Stage IIIA NSCLC Treatment
Small retrospective series of radiation therapy in patients who were only clinically staged have reported 5-year survival rates of 0% to 40%, depending on T stage, total radiation dose, and other prognostic factors. Induction radiation therapy and en-bloc resection was shown to be potentially curative.
- In the preoperative setting, a dose of 45 Gy over 5 weeks is generally recommended, while a dose of approximately 61 Gy is required when using definitive radiation therapy as the primary modality.[36,37]
- Retrospective case series have reported complete resection was achieved in only 64% of T3, N0 tumors and 39% of T4, N0 tumors.
- Two large, prospective, multicenter phase II trials have evaluated induction chemoradiation therapy followed by resection.[39,40]
- In the first trial (NCT00002642), 110 eligible patients were enrolled with mediastinoscopy negative, clinical T3-4, N0-1 tumors of the superior sulcus. Induction treatment was two cycles of etoposide and cisplatin with 45 Gy of concurrent radiation therapy.
- The induction regimen was well tolerated and only five participants had grade 3 or higher toxic effects.
- Induction chemoradiation therapy could sterilize the primary lesion. Induction therapy was completed by 104 patients (95%). Of the 95 patients eligible for surgery, 88 (80%) underwent thoracotomy, two (1.8%) died postoperatively, and 83 (76%) had complete resections.
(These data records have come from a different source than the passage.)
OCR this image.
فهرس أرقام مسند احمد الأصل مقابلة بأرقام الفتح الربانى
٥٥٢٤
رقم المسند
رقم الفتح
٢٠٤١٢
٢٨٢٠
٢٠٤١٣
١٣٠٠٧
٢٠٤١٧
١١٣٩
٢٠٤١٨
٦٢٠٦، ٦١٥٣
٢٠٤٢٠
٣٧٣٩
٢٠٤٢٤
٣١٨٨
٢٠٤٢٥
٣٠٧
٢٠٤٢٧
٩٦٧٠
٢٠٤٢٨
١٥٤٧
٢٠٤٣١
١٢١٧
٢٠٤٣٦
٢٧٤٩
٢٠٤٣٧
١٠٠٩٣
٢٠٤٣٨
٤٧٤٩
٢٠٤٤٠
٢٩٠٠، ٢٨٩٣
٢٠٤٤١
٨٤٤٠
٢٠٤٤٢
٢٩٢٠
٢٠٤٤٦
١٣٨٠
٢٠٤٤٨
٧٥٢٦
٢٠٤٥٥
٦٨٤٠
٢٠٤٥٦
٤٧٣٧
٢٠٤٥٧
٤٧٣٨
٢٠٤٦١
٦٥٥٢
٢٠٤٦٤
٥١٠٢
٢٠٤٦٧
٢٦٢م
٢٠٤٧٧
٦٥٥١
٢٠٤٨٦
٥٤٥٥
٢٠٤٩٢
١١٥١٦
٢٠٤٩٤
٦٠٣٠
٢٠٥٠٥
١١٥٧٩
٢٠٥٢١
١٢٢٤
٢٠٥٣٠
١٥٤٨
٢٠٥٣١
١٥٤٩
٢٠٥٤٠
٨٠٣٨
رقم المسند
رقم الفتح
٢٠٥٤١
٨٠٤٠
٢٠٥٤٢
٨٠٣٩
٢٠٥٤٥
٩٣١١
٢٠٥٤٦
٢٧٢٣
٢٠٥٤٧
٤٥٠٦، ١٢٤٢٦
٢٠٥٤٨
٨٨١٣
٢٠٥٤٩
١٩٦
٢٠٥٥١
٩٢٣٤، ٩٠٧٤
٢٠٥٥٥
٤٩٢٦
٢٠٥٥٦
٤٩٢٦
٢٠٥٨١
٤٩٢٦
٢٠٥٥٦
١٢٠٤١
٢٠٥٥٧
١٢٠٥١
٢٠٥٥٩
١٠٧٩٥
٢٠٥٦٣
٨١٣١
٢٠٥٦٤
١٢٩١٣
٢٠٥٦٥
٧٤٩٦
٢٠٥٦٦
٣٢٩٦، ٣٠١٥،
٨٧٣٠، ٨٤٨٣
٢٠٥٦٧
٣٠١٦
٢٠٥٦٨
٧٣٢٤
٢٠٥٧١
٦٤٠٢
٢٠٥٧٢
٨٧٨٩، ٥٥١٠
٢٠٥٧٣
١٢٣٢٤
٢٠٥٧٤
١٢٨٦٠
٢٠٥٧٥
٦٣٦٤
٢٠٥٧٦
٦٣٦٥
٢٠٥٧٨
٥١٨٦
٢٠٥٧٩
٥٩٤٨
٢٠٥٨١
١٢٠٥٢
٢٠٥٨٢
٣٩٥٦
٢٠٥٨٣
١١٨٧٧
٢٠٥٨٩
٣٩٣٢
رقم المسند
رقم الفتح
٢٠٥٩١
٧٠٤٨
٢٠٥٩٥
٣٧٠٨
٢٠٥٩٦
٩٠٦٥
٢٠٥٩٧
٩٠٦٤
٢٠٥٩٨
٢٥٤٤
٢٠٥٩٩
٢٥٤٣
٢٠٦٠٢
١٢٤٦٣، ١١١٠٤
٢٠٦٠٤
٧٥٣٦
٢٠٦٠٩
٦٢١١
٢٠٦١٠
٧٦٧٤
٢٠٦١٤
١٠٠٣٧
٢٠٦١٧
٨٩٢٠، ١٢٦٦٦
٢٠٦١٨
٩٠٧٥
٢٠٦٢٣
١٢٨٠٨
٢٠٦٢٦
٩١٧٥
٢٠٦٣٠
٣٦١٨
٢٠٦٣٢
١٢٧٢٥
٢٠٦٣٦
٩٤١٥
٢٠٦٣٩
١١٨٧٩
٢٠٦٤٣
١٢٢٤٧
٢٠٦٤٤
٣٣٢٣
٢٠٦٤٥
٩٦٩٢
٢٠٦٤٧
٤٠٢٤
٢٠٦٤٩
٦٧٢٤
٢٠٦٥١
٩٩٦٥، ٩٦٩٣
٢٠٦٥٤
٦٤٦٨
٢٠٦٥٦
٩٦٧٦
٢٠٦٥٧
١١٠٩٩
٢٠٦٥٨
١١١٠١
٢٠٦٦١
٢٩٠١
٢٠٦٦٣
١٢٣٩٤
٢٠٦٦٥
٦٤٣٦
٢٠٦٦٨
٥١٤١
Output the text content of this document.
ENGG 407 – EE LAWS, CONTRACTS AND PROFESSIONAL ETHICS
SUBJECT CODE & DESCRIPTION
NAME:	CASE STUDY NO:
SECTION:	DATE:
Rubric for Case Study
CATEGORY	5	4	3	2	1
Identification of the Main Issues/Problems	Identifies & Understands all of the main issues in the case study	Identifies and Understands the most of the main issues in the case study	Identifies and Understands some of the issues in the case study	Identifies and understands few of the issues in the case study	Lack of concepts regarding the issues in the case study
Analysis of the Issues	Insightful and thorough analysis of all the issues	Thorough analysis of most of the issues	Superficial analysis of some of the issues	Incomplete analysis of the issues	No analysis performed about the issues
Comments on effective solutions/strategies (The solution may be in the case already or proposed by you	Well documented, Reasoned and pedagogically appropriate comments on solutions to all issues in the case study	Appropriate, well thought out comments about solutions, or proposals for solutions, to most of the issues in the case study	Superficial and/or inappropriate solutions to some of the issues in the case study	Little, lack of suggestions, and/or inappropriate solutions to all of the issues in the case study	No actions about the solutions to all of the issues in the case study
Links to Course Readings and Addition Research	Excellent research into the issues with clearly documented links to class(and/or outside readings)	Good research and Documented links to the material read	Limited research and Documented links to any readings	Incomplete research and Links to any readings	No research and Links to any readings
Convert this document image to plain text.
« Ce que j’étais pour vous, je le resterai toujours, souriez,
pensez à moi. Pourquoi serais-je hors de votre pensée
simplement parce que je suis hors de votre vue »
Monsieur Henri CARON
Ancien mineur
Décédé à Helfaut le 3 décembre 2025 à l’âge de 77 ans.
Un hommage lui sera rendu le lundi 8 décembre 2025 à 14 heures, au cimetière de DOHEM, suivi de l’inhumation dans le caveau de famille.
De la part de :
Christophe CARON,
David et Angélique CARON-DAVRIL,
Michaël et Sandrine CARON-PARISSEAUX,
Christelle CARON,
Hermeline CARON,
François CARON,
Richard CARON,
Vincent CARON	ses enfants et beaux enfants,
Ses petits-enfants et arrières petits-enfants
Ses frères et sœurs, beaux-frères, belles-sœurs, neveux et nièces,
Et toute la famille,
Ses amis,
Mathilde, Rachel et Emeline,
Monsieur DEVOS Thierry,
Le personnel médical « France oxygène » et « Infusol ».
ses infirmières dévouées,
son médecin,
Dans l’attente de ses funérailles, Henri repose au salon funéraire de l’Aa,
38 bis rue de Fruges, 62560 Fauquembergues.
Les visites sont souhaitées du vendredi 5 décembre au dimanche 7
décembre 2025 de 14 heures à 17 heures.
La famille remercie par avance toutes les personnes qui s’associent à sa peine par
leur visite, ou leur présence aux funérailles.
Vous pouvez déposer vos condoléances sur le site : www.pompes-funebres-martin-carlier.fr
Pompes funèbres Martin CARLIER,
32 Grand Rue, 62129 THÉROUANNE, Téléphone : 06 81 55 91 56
- Pathologic complete response or minimal microscopic disease was seen in 61 (56%) resection specimens. Pathologic complete response led to better survival than when any residual disease was present (P = .02).
- Five-year survival was 44% for all patients and 54% after complete resection, with no difference between T3 and T4 tumors. Disease progression occurred mainly in distant sites.
- In the second trial, 75 patients were enrolled and treated with induction therapy with mitomycin C, vindesine, and cisplatin combined with 45 Gy of radiation therapy. Fifty-seven patients (76%) underwent surgical resection, and complete resection was achieved in 51 patients (68%).
- There were 12 patients with pathologic complete response.
- Major postoperative morbidity, including chylothorax, empyema, pneumonitis, adult respiratory distress syndrome, and bleeding, was observed in eight patients. There were three treatment-related deaths.
- The disease-free and OS rates at 3 years were 49% and 61%, respectively; at 5 years, they were 45% and 56%, respectively.[Level of evidence: 3iiiDi]
Standard Treatment Options for Tumors That Invade the Chest Wall (T3, N0 or N1, M0)
Selected patients with bulky primary tumors that directly invade the chest wall can obtain long-term survival with surgical management provided that their tumor is completely resected. Radical surgery, including chest wall resection, may result in a 5-year survival rate of up to 50%. In two small case series of 97 and 104 patients, respectively, the 5-year survival rates of patients with completely resected T3, N0, M0 disease were 44.2% and 67.3%, T3, N1, M0 disease 40.0%, and T3, N2, M0 disease 6.2% and 17.9%.[41,42][Level of evidence: 3iiiDi] In a case series of 309 patients treated at three centers, patients who underwent en bloc resection had superior outcomes compared with patients who underwent extrapleural resections (60.3% vs. 39.1%; P = .03).[Level of evidence: 3iiiDi] Adjuvant chemotherapy is recommended and radiation therapy is reserved for cases with unclear resection margins. Survival rates were lower in patients who underwent incomplete resection and had mediastinal lymph node involvement. Combined modality approaches have been evaluated to improve ability to achieve complete resection.